5. Due to my incredible schedule, I am afforded the luxury of being able to hop on a plane and spend a long weekend (every weekend if I should so desire) in a different country or city and experience new things/culture
6. There are many more opportunities here for me right now than anywhere else
7. For the first time ever, I'm living life completely on my own terms. The only real responsibility I have is to myself.
8. I'm learning the meaning of growing up, being an adult and becoming independent
9. Hanoi is amazing. everything from the people, the food and vibe makes it difficult to not fall in love.
10. I'm happy.

So, that's where I am. Obviously life isn't perfect. Life as an expat means recognizing that most of the people you meet out here come with expiration dates, that they won't be here forever and inevitably the ones you become close and dependent on will leave you and there is a huge chance that you will never see them again. There are motorcycle accidents, lonely moments, internet outages, not having an oven, and the craving for a decent hamburger but I think the good by far outweighs the bad. The most important take away I've gotten is learning how to live in the moment, to take things as they come and to enjoy things while they last instead of worrying about what the future has in store.

Until next time.


  1. I recently saw a blog post which said Hanoi had become the kind of place you could easily while away a lifetime.

    I agree with that.

    It's very odd that what seems to some as the most big, dirty, polluted city that is so unforgiving is, to others, the exact opposite.

    It can feel very laid back, even quiet at times, very welcoming and very very beautiful.

    I think it is a wonderful city. I worked here for two and a half years and then left but I couldn't get the place out of my mind. Now, after three years away I am back and loving it.

    It's a great place.

    On top of that you've outlined why being an expat is such a privileged existence.

    Also I can get my head around the growing up bit too. I was here last time with a volunteer organisation and I reckon I didn't really grow up till I shed that and became independent.

    You might say it was about time, what with me turning 40 next year.

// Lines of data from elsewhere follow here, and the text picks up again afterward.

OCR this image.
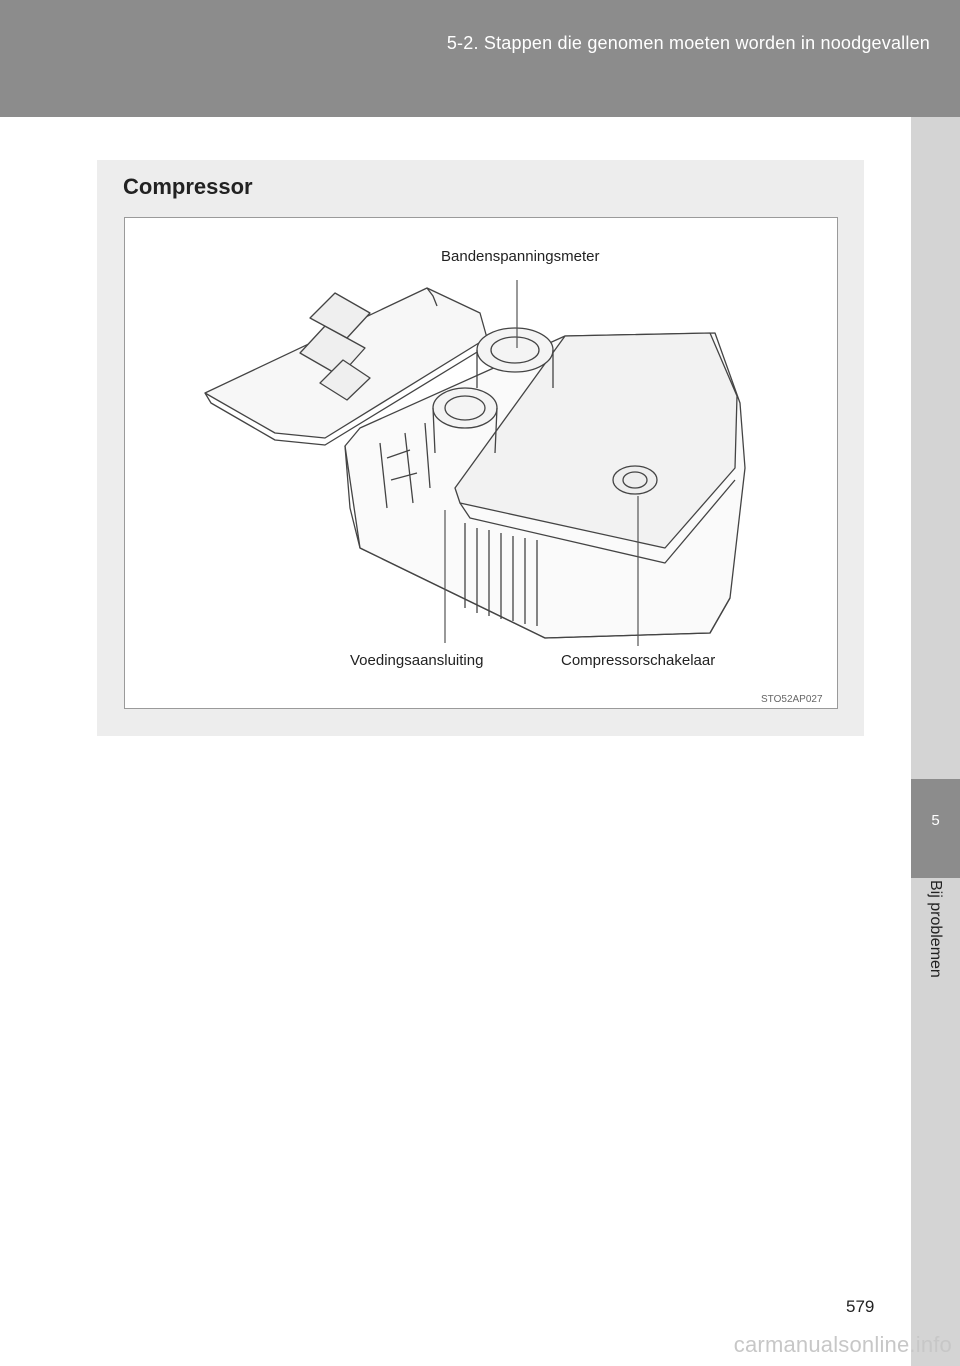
5-2. Stappen die genomen moeten worden in noodgevallen
5
Bij problemen
Compressor
Bandenspanningsmeter
Voedingsaansluiting	Compressorschakelaar
STO52AP027
579
carmanualsonline.info
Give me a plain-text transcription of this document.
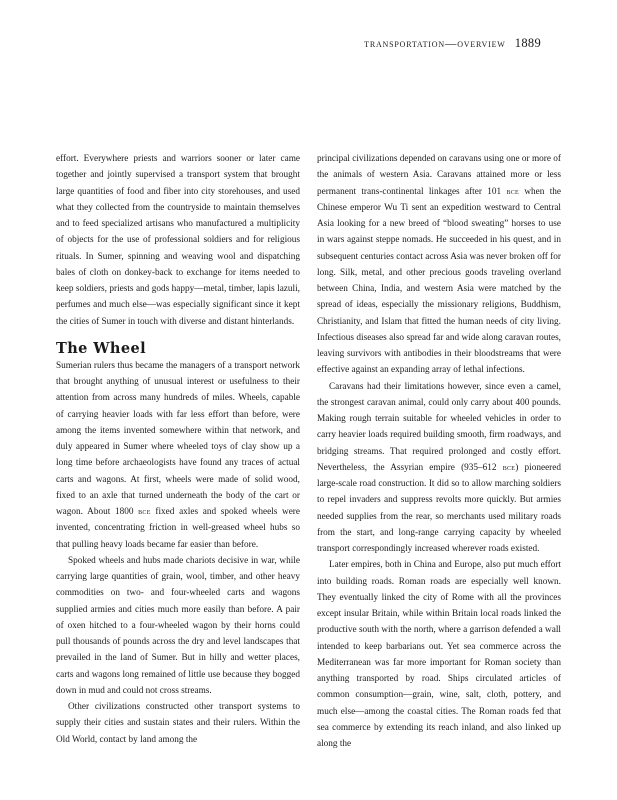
transportation—overview 1889

effort. Everywhere priests and warriors sooner or later came together and jointly supervised a transport system that brought large quantities of food and fiber into city storehouses, and used what they collected from the countryside to maintain themselves and to feed specialized artisans who manufactured a multiplicity of objects for the use of professional soldiers and for religious rituals. In Sumer, spinning and weaving wool and dispatching bales of cloth on donkey-back to exchange for items needed to keep soldiers, priests and gods happy—metal, timber, lapis lazuli, perfumes and much else—was especially significant since it kept the cities of Sumer in touch with diverse and distant hinterlands.

The Wheel

Sumerian rulers thus became the managers of a transport network that brought anything of unusual interest or usefulness to their attention from across many hundreds of miles. Wheels, capable of carrying heavier loads with far less effort than before, were among the items invented somewhere within that network, and duly appeared in Sumer where wheeled toys of clay show up a long time before archaeologists have found any traces of actual carts and wagons. At first, wheels were made of solid wood, fixed to an axle that turned underneath the body of the cart or wagon. About 1800 bce fixed axles and spoked wheels were invented, concentrating friction in well-greased wheel hubs so that pulling heavy loads became far easier than before.

Spoked wheels and hubs made chariots decisive in war, while carrying large quantities of grain, wool, timber, and other heavy commodities on two- and four-wheeled carts and wagons supplied armies and cities much more easily than before. A pair of oxen hitched to a four-wheeled wagon by their horns could pull thousands of pounds across the dry and level landscapes that prevailed in the land of Sumer. But in hilly and wetter places, carts and wagons long remained of little use because they bogged down in mud and could not cross streams.

Other civilizations constructed other transport systems to supply their cities and sustain states and their rulers. Within the Old World, contact by land among the

principal civilizations depended on caravans using one or more of the animals of western Asia. Caravans attained more or less permanent trans-continental linkages after 101 bce when the Chinese emperor Wu Ti sent an expedition westward to Central Asia looking for a new breed of “blood sweating” horses to use in wars against steppe nomads. He succeeded in his quest, and in subsequent centuries contact across Asia was never broken off for long. Silk, metal, and other precious goods traveling overland between China, India, and western Asia were matched by the spread of ideas, especially the missionary religions, Buddhism, Christianity, and Islam that fitted the human needs of city living. Infectious diseases also spread far and wide along caravan routes, leaving survivors with antibodies in their bloodstreams that were effective against an expanding array of lethal infections.

Caravans had their limitations however, since even a camel, the strongest caravan animal, could only carry about 400 pounds. Making rough terrain suitable for wheeled vehicles in order to carry heavier loads required building smooth, firm roadways, and bridging streams. That required prolonged and costly effort. Nevertheless, the Assyrian empire (935–612 bce) pioneered large-scale road construction. It did so to allow marching soldiers to repel invaders and suppress revolts more quickly. But armies needed supplies from the rear, so merchants used military roads from the start, and long-range carrying capacity by wheeled transport correspondingly increased wherever roads existed.

Later empires, both in China and Europe, also put much effort into building roads. Roman roads are especially well known. They eventually linked the city of Rome with all the provinces except insular Britain, while within Britain local roads linked the productive south with the north, where a garrison defended a wall intended to keep barbarians out. Yet sea commerce across the Mediterranean was far more important for Roman society than anything transported by road. Ships circulated articles of common consumption—grain, wine, salt, cloth, pottery, and much else—among the coastal cities. The Roman roads fed that sea commerce by extending its reach inland, and also linked up along the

    But this is a great city, and a great life.

    It seems like you've done a lot of traveling but for so many people it's not an option they've even considered. And yet, this seems so much easier than living back in the UK for me.

    Glad it's working out for you here.

    I find Hanoi is a great filter. People I like, like Hanoi.

  2. Love love LOVE this entry. I feel exactly the same way about the part of Vietnam I'm in.

  3. Vietnam is such a special and magical place. Obviously it's not for everyone but when i first came here 6 years ago I fell in love, felt such a strong connection that I knew it was only a matter of time before I returned here...and my infatuation has turned into a full blown love affair.